Peter Häberle e a Sociedade aberta dos intérpretes da Constituição, em tradução de Gilmar Mendes.
Diante deste cenário, o triunfo da esquerda barulhenta, portadora e idealizadora das pautas progressistas elucubradas nos partidos, nas instâncias burocráticas da ONU e noutros organismos internacionais globalistas, é certa, muito embora possa demorar, afinal, mesmo tão empenhado em avançar rumo ao futuro, a morosidade ainda é a principal marca do STF. E a classe política tradicional, muito mais preocupada em encher os bolsos em paz, não atentou para o avanço do STF sobre suas competências. Só quem, até agora, negou obediência ao ativismo judicial do STF foi o vilão da República, o senador Renan Calheiros, embora pelos motivos errados, pois ao negar-se a cumprir a ordem de seu afastamento, não era sua intenção preservar as prerrogativas constitucionais do Congresso Nacional diante de uma intromissão do Judiciário, e sim salvar a própria pele.

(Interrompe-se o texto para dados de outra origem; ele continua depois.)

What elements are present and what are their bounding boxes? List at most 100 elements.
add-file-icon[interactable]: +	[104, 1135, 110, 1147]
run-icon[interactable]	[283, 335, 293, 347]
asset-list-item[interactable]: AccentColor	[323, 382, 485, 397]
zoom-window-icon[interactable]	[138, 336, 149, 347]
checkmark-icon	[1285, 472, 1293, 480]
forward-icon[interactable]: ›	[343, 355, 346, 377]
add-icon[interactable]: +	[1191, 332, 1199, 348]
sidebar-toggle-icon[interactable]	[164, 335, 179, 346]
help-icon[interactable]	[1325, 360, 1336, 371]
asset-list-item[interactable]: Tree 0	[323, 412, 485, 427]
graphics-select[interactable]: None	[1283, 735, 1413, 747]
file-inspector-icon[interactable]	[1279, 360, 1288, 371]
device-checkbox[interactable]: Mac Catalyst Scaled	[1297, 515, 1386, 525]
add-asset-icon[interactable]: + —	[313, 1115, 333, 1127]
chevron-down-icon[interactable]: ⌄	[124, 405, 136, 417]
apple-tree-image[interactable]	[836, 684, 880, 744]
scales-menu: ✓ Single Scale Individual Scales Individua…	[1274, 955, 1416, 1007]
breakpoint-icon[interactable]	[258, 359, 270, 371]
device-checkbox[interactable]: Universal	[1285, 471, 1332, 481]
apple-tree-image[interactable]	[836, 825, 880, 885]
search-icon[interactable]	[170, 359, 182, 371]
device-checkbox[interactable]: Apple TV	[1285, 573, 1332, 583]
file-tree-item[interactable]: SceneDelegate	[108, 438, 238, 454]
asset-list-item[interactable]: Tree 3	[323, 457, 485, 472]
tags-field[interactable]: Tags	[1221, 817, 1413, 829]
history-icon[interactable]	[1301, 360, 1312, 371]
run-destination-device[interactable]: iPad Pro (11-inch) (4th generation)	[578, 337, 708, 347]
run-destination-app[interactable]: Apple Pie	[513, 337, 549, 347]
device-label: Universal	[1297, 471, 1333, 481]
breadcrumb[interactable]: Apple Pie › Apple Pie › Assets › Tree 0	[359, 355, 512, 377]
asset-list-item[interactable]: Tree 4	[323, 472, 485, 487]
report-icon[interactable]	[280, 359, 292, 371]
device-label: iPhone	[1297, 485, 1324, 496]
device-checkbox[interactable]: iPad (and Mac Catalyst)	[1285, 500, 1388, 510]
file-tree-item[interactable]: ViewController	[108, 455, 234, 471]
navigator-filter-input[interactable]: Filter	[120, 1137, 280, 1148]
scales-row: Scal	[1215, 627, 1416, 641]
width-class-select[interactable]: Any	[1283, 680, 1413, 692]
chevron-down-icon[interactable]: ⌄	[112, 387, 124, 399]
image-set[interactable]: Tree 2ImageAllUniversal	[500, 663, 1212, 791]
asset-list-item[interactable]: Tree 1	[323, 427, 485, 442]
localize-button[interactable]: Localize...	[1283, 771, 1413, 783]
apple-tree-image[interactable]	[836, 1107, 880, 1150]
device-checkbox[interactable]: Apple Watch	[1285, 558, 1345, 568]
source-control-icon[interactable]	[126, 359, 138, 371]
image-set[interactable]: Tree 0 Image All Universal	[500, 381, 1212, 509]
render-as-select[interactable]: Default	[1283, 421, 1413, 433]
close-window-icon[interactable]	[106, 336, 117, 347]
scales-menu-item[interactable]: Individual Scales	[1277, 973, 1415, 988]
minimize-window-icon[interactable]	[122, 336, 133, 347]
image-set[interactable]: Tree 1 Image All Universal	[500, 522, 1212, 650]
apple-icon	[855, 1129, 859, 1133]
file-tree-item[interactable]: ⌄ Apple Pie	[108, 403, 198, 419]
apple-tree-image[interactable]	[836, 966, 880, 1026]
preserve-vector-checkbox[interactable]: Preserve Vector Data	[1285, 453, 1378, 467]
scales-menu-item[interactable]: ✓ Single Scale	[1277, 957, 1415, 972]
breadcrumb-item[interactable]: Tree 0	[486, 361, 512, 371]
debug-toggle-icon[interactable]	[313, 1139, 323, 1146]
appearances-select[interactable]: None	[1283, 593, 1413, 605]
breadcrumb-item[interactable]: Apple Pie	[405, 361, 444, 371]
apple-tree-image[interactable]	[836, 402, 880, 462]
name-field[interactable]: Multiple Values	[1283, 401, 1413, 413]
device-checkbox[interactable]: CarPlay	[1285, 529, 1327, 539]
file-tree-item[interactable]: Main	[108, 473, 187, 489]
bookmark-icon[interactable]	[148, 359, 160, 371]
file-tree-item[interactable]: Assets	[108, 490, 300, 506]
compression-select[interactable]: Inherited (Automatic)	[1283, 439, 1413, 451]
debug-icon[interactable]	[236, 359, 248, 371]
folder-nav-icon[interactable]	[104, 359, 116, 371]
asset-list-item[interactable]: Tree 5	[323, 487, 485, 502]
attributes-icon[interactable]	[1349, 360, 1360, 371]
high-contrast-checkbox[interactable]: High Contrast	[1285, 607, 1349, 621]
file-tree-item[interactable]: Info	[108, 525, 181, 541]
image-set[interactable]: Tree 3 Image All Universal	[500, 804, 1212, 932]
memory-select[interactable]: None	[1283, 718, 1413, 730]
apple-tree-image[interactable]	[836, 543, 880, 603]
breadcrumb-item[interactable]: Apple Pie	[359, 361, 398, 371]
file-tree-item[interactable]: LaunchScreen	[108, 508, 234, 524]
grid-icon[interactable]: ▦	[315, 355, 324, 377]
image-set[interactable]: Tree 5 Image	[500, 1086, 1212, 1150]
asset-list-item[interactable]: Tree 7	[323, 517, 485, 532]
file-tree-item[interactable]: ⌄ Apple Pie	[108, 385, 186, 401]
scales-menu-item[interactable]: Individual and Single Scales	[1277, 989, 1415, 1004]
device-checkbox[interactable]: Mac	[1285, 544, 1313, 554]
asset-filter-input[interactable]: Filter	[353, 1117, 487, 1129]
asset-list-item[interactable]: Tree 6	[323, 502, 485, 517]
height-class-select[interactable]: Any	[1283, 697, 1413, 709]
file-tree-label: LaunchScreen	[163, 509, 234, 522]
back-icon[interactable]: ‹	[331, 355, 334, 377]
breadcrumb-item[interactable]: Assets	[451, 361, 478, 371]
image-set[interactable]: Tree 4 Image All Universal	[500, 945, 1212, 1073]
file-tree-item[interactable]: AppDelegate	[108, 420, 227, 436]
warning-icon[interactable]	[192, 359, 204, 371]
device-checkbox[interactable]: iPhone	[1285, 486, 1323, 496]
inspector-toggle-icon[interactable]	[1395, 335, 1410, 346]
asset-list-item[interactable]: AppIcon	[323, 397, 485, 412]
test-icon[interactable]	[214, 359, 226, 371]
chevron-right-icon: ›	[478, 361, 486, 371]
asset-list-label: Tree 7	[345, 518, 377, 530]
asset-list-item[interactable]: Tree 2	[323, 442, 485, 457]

Renan Calheiros, mirou no que viu, acertou no que não viu.
O Direito, portanto, é um dos mais importantes – e ignorados pela direita – fronts do embate ideológico dos dias de hoje, pois é através das formulações jurídicas, concretizadas em sentenças e acórdãos com forte carga de ativismo judicial, notadamente num STF cada vez mais protagonista da cena pública brasileira, que a esquerda mundial tem feito avançar sua agenda, que ainda vem trazendo na sua esteira a destruição da harmonia entre os poderes num regime democrático.